By Sushravya Raghunath, John M Pfeifer, Alvaro E Ulloa Cerna, Arun Nemani, Tanner Carbonati, Linyuan Jing, David vanMaanen, Bern E McCarty, Dustin N. Hartzel, Jeffrey A Ruhl, Nathan J Stoudt, Kipp W Johnson, Noah Zimmerman, Joseph B Leader, H Lester Kirchner, Christoph Griessenauer, Ashraf Hafez, Christopher W Good, Brandon K Fornwalt, Christopher M Haggerty

Posted 27 Apr 2020
medRxiv DOI: 10.1101/2020.04.23.20067967

Background: Atrial fibrillation (AF) is associated with substantial morbidity, especially when it goes undetected. If new onset AF could be predicted, targeted population screening could be used to find it early. We hypothesized that a deep neural network could predict new onset AF from the resting 12-lead electrocardiogram (ECG) and that this prediction may help prevent AF-related stroke. Methods: We used 1.6M resting 12-lead ECG voltage-time traces from 430k patients collected from 1984-2019 in this study. Deep neural networks were trained to predict new onset AF (within 1 year) in patients without a history of AF. Performance was evaluated using areas under the receiver operating characteristic curve (AUROC) and precision-recall curve (AUPRC). We performed an incidence-free survival analysis for a period of 30 years following the ECG stratified by model predictions. To simulate real-world deployment, we trained a separate model using all ECGs prior to 2010 and evaluated model performance on a test set of ECGs from 2010 through 2014 that were linked to our stroke registry. We used standard metrics to explore different prediction thresholds for the model and also calculated how many AF-related strokes might be potentially prevented.
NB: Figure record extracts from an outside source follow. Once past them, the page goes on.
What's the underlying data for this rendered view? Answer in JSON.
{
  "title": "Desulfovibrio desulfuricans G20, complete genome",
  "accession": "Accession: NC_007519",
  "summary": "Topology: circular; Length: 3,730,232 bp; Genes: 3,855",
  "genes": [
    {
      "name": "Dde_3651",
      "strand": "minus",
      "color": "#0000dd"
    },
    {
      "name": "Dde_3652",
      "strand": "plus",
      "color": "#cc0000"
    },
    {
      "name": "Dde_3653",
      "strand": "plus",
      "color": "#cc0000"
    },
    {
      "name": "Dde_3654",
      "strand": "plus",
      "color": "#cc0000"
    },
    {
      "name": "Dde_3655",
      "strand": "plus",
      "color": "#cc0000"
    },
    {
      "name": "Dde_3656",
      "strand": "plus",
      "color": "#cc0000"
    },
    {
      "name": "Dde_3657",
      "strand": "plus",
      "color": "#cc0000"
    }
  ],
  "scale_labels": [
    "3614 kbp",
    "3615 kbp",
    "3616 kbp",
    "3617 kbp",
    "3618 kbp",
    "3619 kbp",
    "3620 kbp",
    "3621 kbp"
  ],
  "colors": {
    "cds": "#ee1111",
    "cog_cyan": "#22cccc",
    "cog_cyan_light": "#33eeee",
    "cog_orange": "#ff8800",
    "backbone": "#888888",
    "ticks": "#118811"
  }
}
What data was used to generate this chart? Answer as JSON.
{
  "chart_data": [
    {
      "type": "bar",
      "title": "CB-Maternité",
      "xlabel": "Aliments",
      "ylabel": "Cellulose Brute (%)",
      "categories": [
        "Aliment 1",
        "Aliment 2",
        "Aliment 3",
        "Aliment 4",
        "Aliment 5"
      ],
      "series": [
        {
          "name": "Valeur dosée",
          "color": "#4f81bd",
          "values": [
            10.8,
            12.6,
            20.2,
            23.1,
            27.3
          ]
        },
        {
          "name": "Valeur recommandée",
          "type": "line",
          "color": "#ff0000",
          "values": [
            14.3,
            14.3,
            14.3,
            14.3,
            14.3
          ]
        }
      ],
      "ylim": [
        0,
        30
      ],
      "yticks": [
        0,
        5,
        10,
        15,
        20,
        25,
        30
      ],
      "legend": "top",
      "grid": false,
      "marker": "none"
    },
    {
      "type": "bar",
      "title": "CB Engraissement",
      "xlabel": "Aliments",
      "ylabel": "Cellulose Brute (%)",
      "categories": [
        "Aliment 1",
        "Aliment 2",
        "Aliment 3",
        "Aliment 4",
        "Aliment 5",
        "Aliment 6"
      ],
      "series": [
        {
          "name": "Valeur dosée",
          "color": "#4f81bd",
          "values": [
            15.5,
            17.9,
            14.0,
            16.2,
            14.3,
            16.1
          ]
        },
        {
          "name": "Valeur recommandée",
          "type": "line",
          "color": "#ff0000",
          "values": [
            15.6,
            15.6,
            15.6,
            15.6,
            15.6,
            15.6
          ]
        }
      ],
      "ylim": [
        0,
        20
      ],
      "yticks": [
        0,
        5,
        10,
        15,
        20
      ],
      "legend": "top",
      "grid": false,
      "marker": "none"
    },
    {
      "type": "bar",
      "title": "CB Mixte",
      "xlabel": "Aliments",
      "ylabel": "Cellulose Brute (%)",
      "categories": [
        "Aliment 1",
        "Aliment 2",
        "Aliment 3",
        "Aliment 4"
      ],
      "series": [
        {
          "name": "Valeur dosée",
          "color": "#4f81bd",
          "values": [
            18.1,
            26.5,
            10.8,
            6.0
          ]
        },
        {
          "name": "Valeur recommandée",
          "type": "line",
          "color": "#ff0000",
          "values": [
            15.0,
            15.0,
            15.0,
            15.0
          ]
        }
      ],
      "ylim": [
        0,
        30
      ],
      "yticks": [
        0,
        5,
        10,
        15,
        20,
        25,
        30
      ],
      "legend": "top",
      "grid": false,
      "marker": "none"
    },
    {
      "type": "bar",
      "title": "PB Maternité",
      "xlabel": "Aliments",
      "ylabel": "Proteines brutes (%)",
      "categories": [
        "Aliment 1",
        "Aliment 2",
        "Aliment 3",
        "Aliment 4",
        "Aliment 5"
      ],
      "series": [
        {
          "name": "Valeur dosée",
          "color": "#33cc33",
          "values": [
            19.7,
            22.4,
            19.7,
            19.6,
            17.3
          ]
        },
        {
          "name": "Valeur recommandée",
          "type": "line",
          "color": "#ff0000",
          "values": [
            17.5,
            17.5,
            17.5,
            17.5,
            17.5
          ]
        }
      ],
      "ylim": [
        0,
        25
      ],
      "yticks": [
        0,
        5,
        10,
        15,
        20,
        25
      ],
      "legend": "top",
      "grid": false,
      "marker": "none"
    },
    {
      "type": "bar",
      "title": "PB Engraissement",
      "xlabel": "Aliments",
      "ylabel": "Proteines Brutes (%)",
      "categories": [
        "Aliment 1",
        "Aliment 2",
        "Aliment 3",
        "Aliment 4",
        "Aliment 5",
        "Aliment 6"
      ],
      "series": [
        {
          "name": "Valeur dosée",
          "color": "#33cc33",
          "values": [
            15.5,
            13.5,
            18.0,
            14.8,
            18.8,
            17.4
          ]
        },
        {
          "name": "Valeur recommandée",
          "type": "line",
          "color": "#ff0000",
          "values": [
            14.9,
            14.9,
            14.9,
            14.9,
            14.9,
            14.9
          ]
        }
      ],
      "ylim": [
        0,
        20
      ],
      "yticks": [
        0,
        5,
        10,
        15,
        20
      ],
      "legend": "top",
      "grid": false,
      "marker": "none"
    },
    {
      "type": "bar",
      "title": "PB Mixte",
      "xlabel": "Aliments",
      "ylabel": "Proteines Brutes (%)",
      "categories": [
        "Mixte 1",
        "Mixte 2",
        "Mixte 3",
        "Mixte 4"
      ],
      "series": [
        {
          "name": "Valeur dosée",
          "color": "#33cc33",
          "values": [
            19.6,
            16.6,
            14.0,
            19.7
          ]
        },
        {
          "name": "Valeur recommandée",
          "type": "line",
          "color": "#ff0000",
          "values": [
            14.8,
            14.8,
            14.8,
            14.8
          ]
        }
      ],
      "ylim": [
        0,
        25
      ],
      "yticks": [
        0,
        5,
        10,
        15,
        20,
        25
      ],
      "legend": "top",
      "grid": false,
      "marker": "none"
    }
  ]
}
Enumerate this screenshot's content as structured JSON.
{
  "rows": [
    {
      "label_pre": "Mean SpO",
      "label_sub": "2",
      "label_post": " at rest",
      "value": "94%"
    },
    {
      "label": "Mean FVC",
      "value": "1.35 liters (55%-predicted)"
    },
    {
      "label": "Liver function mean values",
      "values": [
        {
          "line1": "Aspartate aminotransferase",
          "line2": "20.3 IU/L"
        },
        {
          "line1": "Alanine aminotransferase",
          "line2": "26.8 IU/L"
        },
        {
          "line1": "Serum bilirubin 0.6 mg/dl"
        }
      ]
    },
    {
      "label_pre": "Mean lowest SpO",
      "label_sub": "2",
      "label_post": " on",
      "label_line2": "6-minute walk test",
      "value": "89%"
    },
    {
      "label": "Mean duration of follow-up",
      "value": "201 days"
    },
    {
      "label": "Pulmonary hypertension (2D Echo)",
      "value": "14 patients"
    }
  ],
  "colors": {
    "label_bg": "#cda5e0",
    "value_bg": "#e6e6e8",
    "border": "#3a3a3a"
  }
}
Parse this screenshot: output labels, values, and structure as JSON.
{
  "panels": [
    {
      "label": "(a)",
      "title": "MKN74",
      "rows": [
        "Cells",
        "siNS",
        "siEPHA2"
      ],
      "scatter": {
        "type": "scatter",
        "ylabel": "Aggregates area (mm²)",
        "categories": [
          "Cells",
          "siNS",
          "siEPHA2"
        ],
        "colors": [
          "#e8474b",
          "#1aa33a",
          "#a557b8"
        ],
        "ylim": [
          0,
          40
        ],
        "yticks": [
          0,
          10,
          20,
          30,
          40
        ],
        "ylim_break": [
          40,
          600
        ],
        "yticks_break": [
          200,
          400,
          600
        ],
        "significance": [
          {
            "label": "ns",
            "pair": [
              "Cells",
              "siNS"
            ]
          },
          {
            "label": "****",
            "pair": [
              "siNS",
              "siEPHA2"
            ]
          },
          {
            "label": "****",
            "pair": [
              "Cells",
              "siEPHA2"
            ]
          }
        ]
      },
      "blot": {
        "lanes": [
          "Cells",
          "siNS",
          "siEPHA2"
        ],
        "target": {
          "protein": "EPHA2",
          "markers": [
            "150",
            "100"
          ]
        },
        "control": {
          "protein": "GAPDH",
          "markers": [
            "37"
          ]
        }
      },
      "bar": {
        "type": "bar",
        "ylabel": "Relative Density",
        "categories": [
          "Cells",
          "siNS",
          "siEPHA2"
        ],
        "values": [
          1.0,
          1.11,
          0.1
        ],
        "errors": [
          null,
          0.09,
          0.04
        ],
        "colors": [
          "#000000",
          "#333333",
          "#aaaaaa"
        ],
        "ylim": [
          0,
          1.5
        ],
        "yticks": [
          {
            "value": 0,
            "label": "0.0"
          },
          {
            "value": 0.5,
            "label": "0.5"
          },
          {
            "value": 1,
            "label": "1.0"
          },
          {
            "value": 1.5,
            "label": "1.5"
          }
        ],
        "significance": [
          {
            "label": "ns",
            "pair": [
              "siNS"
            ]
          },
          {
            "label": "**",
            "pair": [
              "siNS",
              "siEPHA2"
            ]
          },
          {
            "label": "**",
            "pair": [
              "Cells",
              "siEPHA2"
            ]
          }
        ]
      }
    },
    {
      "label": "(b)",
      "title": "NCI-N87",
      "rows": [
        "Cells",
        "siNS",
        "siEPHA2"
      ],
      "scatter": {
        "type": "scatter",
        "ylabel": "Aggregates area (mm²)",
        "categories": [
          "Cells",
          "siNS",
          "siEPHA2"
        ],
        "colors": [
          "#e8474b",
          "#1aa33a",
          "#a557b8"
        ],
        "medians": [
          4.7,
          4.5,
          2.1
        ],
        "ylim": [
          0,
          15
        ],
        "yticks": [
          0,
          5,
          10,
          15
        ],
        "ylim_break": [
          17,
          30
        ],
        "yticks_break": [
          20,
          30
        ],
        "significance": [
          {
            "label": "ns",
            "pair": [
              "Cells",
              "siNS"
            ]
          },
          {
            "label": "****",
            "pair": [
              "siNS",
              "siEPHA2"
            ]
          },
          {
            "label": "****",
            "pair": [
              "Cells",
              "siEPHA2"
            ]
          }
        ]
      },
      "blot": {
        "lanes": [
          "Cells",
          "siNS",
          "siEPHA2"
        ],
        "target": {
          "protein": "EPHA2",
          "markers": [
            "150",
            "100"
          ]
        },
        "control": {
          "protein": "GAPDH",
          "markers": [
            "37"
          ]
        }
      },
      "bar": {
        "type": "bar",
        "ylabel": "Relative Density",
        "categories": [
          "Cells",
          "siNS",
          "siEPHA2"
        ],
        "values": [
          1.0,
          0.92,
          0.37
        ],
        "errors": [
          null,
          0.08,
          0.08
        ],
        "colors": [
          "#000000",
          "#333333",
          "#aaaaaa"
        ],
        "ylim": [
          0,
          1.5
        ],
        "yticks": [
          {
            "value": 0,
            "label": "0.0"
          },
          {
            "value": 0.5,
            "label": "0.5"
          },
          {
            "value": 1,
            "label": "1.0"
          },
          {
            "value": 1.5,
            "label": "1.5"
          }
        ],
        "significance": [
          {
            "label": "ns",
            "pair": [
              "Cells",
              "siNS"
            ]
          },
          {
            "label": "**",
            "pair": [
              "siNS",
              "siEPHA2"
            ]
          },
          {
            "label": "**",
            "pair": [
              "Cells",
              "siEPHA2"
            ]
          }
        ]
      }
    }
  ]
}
Results: The AUROC and AUPRC were 0.83 and 0.21, respectively, for predicting new onset AF within 1 year of an ECG. Adding age and sex improved the AUROC to 0.85 and the AUPRC to 0.23. The hazard ratio for the predicted high- vs. low-risk groups over a 30-year span was 7.2 [95% confidence interval: 6.9 - 7.6]. In a simulated deployment scenario, using the F2 score to select the risk prediction threshold, the model predicted new onset AF at 1 year with a sensitivity of 69%, specificity of 81%, and positive predictive value (PPV) of 12%. This model correctly predicted new onset AF in 62% of all patients that experienced an AF-related stroke within 3 years of the ECG. Conclusions: Deep learning can predict new onset AF from the 12-lead ECG in patients with no prior history of AF. This prediction may prove useful in preventing AF-related strokes.